Il y a en revanche des ruptures de stocks ponctuelles. Elles sont liées, surtout, à un réflexe consumériste classique : celui qui consiste, en période de crise, à stocker un peu plus que d’habitude certains produits de première nécessité : des pâtes, de la farine, du pain de mie, du papier toilette, des produits désinfectants… Résultat : les rayons se vident plus vite que d’habitude, en commençant par les produits les plus abordables, et vous vous retrouvez contraints d’opter pour des produits « de substitution » plus haut de gamme et donc plus chers.

Parce que les produits importés à bas coût se font plus rares

Il y a tout de même un rayon où la grande distribution a reconnu que les prix avaient augmenté depuis le début de la crise : celui des fruits et légumes. Selon une étude de l’association de consommateurs UFC-Que Choisir, qui a observé l’évolution des prix de 116 000 produits dans 4 600 drives, ils ont augmenté de 9% en moyenne, et de 12% en bio, entre la semaine du 2 au 7 mars ( 2 semaines avant le confinement) et celle du 6 au 11 avril.

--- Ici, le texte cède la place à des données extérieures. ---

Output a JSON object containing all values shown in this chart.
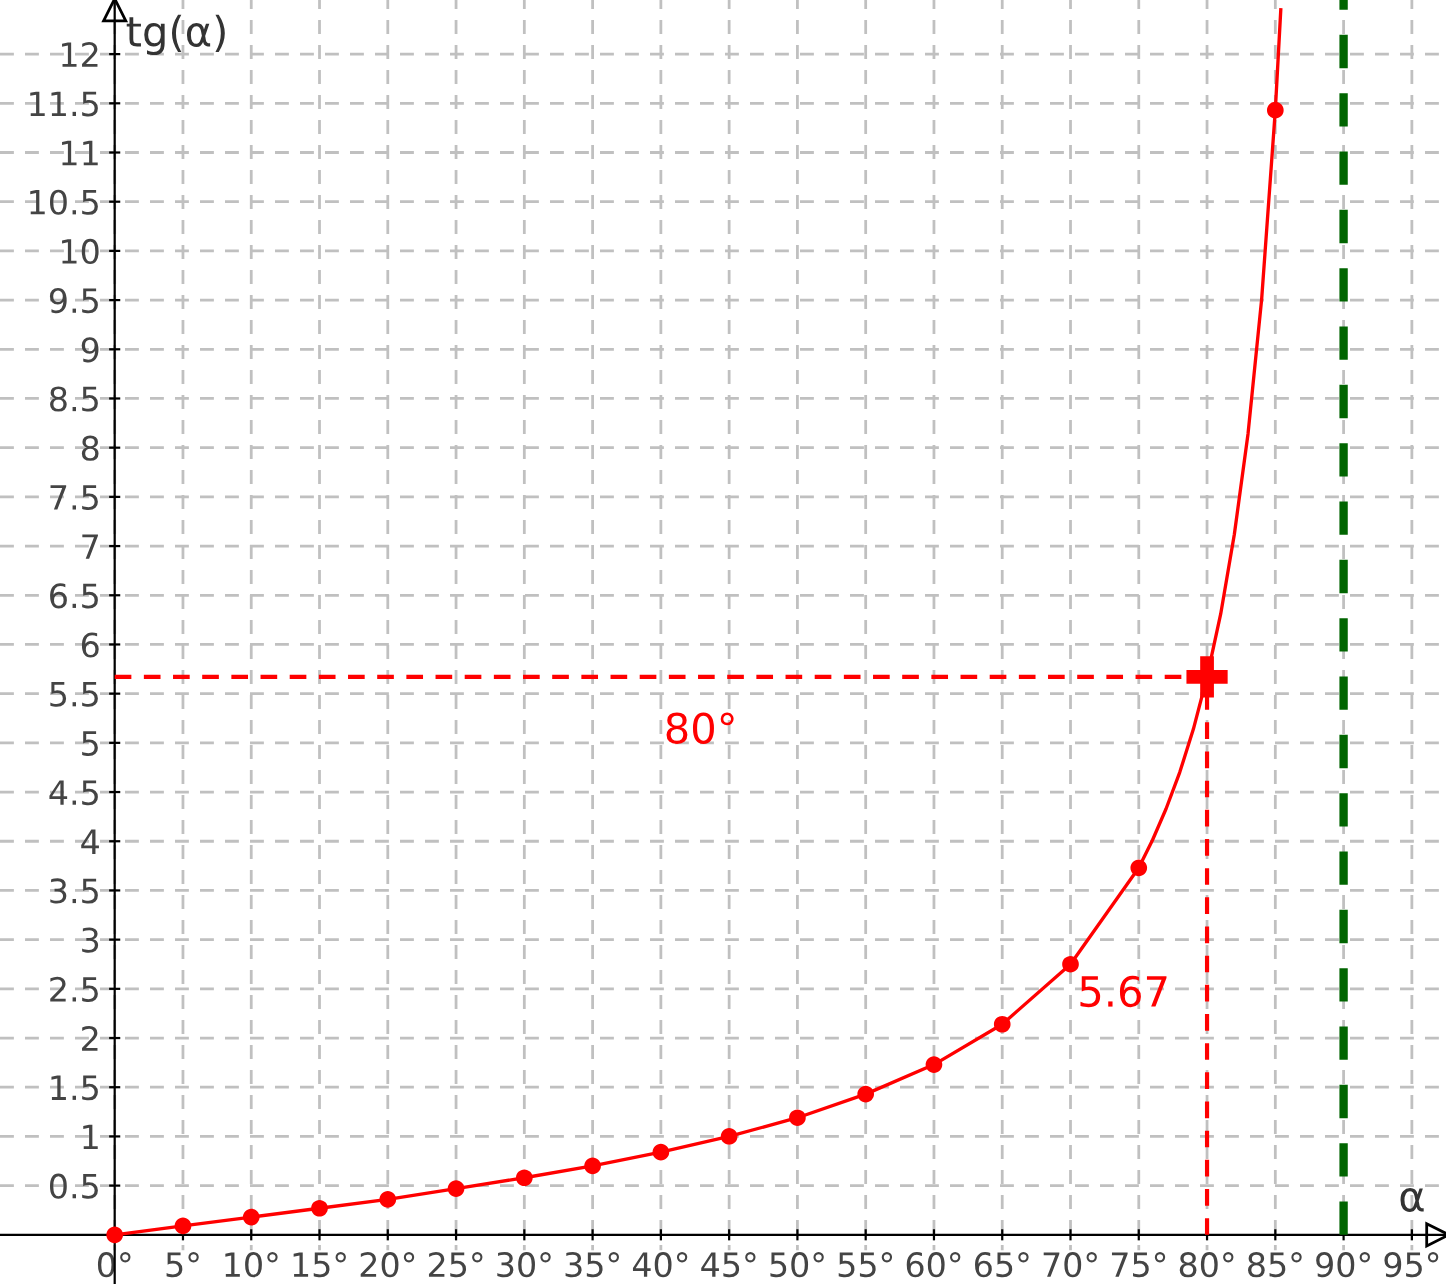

Une hausse assumée : selon Jacques Creyssel, directeur général de la Fédération du commerce et de la distribution (FCD), elle est liée au choix de la grande distribution de s’approvisionner prioritairement en France, pour soutenir l’agriculture nationale. Et donc de diminuer le recours aux produits agricoles à bas coûts venus d’Espagne ou de Pologne. Une « relocalisation » en partie contrainte : la crise du coronavirus, en effet, a compliqué les transports internationaux, et entraîné une forte augmentation de leur coût : +30% selon Laurent Grandin, le président d’Interfel, l'interprofession des fruits et légumes frais.

La grande distribution promet des prix bloqués

Face à la peur de l’inflation chez les consommateurs, les marques de la grande distribution multiplient les signes de bonne volonté. Dernière en date, Système U a annoncé le blocage, jusqu’au 30 août prochain, du prix de 5 000 produits de sa marque distributeur. Leclerc, Carrefour ou encore Intermarché avaient déjà pris des engagements proches.